Harper’s impending free agency complicates issues for Nationals, who are struggling to stay alive in the National League East
Congratulations! For the next few minutes, you have the chance to think like Washington Nationals general manager Mike Rizzo. You have a great parking spot and dental plan, but don’t slap yourself on the back just yet. There are sleepless nights in your future.
On Wednesday, Washington’s players had one of those player’s-only meetings management dreads. Behind closed doors, fingers point, expletives are uttered, clichés are tossed and egos are bruised. And then everyone checks their email.
But there was good reason for it. The Nationals had just been shut out by the Boston Red Sox for their fifth straight defeat and 18th in their last 24 games.
The loss dropped the team, the preseason favorite to win the National League East, to 42-43, buried in third place behind the upstart Atlanta Braves and Philadelphia Phillies.
Not as bad as the New York Mets or Miami Marlins, of course, but utterly distressing, nonetheless.
Then on Thursday, after falling behind 9-0 in the first game of a four-game series at home against the rebuilding, revolting and repelling Marlins, the Nats put together the biggest rally in their history and won 14-12.
Just imagine what things would be like if that hadn’t happened.

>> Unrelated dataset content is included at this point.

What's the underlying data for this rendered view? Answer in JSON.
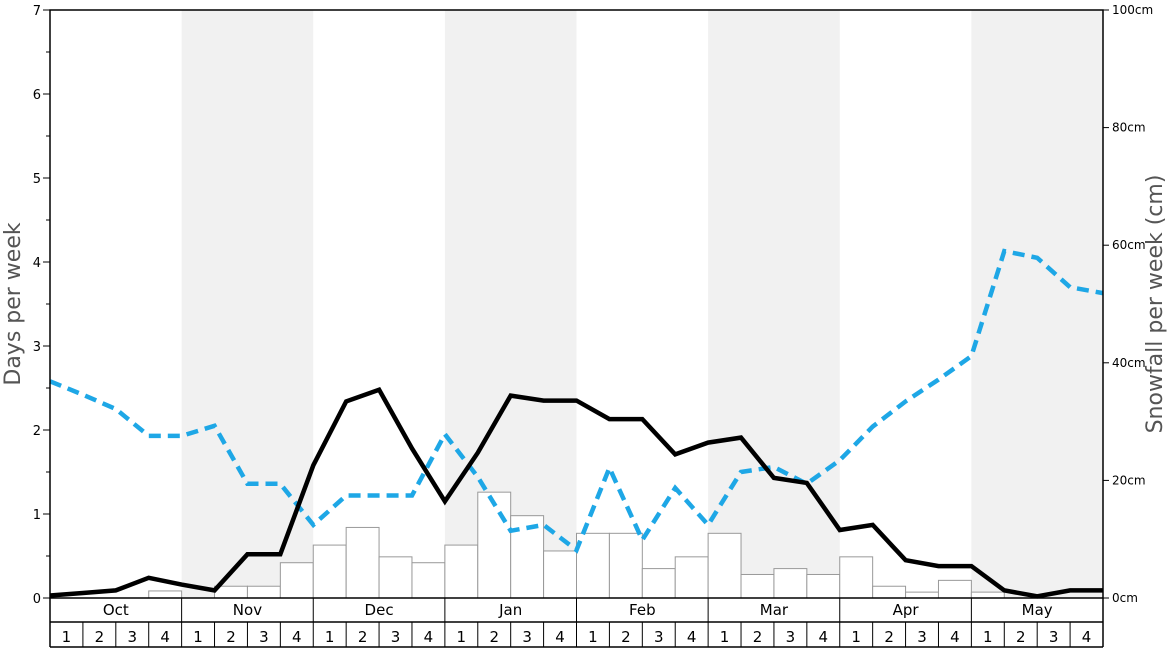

A presidential tweet may have been in store.
But now comes the difficult part, at least in the theoretical sense, when you think about the future of the franchise.
What are the Nationals going to do with Bryce Harper, soon to be the most coveted free agent in the game?
There was a story the late Hall of Famer Ralph Kiner loved to tell about Branch Rickey, the executive who brought Jackie Robinson to Brooklyn. Rickey was the general manager of the Pirates in 1953 when Kiner, one the great sluggers in team history, asked Rickey for a raise.
Kiner had hit an NL-leading 37 homers with 87 RBIs in 1952, but the Pirates finished last in the National League with a 42-112 record and Rickey wanted to cut Kiner’s salary.
“Ralph, If I can finish last with you, I can finish last without you,” Rickey told him.
Then he traded Kiner to the Cubs. So keep that in mind.
Let’s take a quick look at the payroll Rizzo much manage: Max Scherzer ($22.1 million) and Harper ($21.6) alone account for 23 percent of it. Then you have Daniel Murphy ($17.5), Anthony Rendon ($12.3) and Gio Gonzalez ($12.0) right behind.
The team is currently paying players on its disabled list, like Stephen Strasburg, Ryan Zimmerman and Matt Wieters, another $43 million with $13.5 also set aside for deferred payments to players no longer with them, such as Jayson Werth ($10 million).
Let’s look down the line. The team is deep into long-term deals with Scherzer (seven years, $210 million), Strasburg (seven years, $175 million) and Zimmerman (six years, $100 million that won’t begin to expire until 2021, when Zimmerman is done.)
And what have the Nationals gotten in return for their investment? Only four postseason appearances and not a single series win.
After this season, Gonzalez and Murphy will also be free agents, and it seems unlikely either will be high on Washington’s retention list.
But what about Harper?
Harper was hitting .215 before Thursday’s game after going 0-for-4 against Boston pitching on Wednesday. He is having a terrible season. His average has dipped 53 points since May 3.
On Thursday, his agent, Scott Boras, told the Washington Post that he believed the exaggerated defensive shifts being deployed are not only hurting Harper, but destroying the game.
Here is Washington’s basic decision: If they decide they are still in the pennant race, and why wouldn’t they at such an early stage, they obviously will stick with Harper and let the season and his contract play out.
What if the Nats think they don’t have a shot? Wouldn’t it be a better idea to move Harper to a contender before the trade deadline and harvest a gaggle of top-flight prospects instead of running the risk of losing him for nothing?
It’s what the Tigers did last season with Justin Verlander. It’s what the Athletics did last season with Sonny Gray. It’s what the Mets did last season with Jay Bruce. It’s what the Orioles will do this season with Manny Machado.
Harper does have 21 homers and 50 RBIs with a .363 on-base percentage. He has also walked 70 times, 18.5 percent of his at-bats, confirming Boras’ suspicion that pitchers are working around him.
But what are the chances, given their current contractual obligations, that the Nationals will even be in play for Harper, who likely will be looking for Chris Paul money ($40 million a year) in his next contract.
Are you sure you still want to be Mike Rizzo?